26 juillet 2008 par Nical | Promouvoir cet article
Curieux monocle ! Ne vaut-il pas mieux parfois avoir un oeil que deux ?
Et il y en a, des choses à voir, dans "Le tricheur à l’as de carreau" de Georges Delatour.
En apparence, une simple partie de cartes chez une dame d’un certain âge ; peut-être dans l’arrière boutique du petit bar de celle-ci ?
Le personnage qui focalise en premier lieu l’attention est évidemment ce fameux tricheur, et son as de carreau qu’il dissimule plus ou moins bien derrière lui.
Plus ou moins bien, car le regard énigmatique de la servante qui donne à boire à la dame en dit long. Peut-être a-t-elle vu le stratagème du joueur malhonnête, mais ne le révèle pas, car après tout, elle, elle ne joue pas. Elle se tient à l’écart du jeu, et de toute cette luxure et ce vice présent devant elle.
La dame à l’âge mûr semble elle aussi deviner la roublardise du tricheur, mais reste quiète. Se méfierait-elle des ruses d’un homme à l’aspect globalement peu rassurant ? Elle porte un collier de perles, symbole du pêché de chair rappelant Marie-Madeleine ; elle joue aux cartes, boit du vin, et l’argent de ses gains se trouve là, posé : Delatour, au travers de tous ces détails, la peint donc très explicitement en représentante de tous les vices.
A sa gauche, un jeune homme. Son attitude en dit long : le visage poupon, la plume plantée dans le chapeau, caractéristique de ces jeunes bourgeois riches, naïfs et très mondains des villes de l’époque, ainsi que son costume très jeune premier le définissent comme celui qui, à l’évidence, perdra bien vite tous ses gains au profit des autres joueurs, perdu par son tempérament d’ingénu.
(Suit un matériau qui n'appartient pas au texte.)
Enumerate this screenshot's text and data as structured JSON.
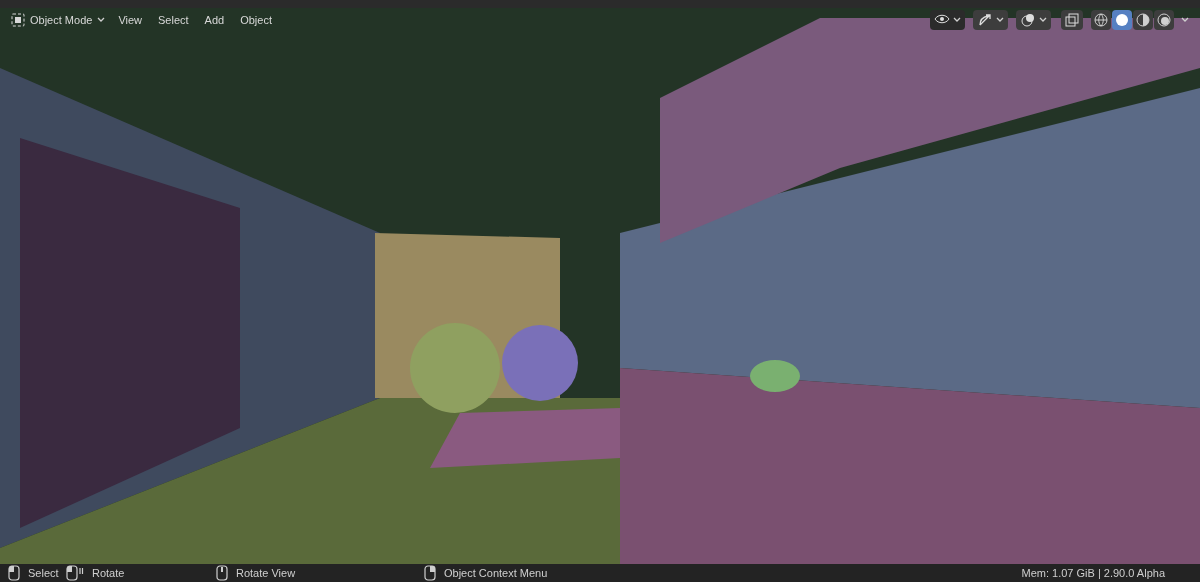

Delatour dénonce ici, au-delà de la mise en situation d’un moment précis, tout ce qui peut faire perdre la raison à l’homme. Le message est clair, et sans ambiguité avec ce dernier détail, qui parle peut-être plus que tout autre : n’avez-vous pas remarqué une chose ? Notre tricheur, ce fameux tricheur... Regardez le bien... Et oui, il est le seul à être peint dans l’ombre. Cette intention délibérée du peintre associée au geste peu scrupuleux du personnage projette celui-ci à la fois dans et hors de la scène, ce qui peut rappeler la mise à l’écart d’un autre personnage fameux de l’iconographie occidentale, représenté le plus souvent dans sa Cène à lui : Judas !
Plus de doute possible, Delatour parachève ici son message limpide et clair, peint sur fond de caravagisme ambiant : jouer est mauvais... et tricher est pire !
Une dénonciation des jeux et du vice en général commune à cette époque, mais pour l’occasion représentée avec une finesse d’exécution et un sens de l’énigmatique (surtout dans les regards) peu communs, rendant un des tableaux les plus connus en France et dans le monde très agréable à contempler.
Le tricheur à l’ as de trèfle est conservé aux Etats-Unis.
Le mois prochain, un autre chef-d’oeuvre, un autre regard. Le monocle, lui, sera toujours aussi curieux !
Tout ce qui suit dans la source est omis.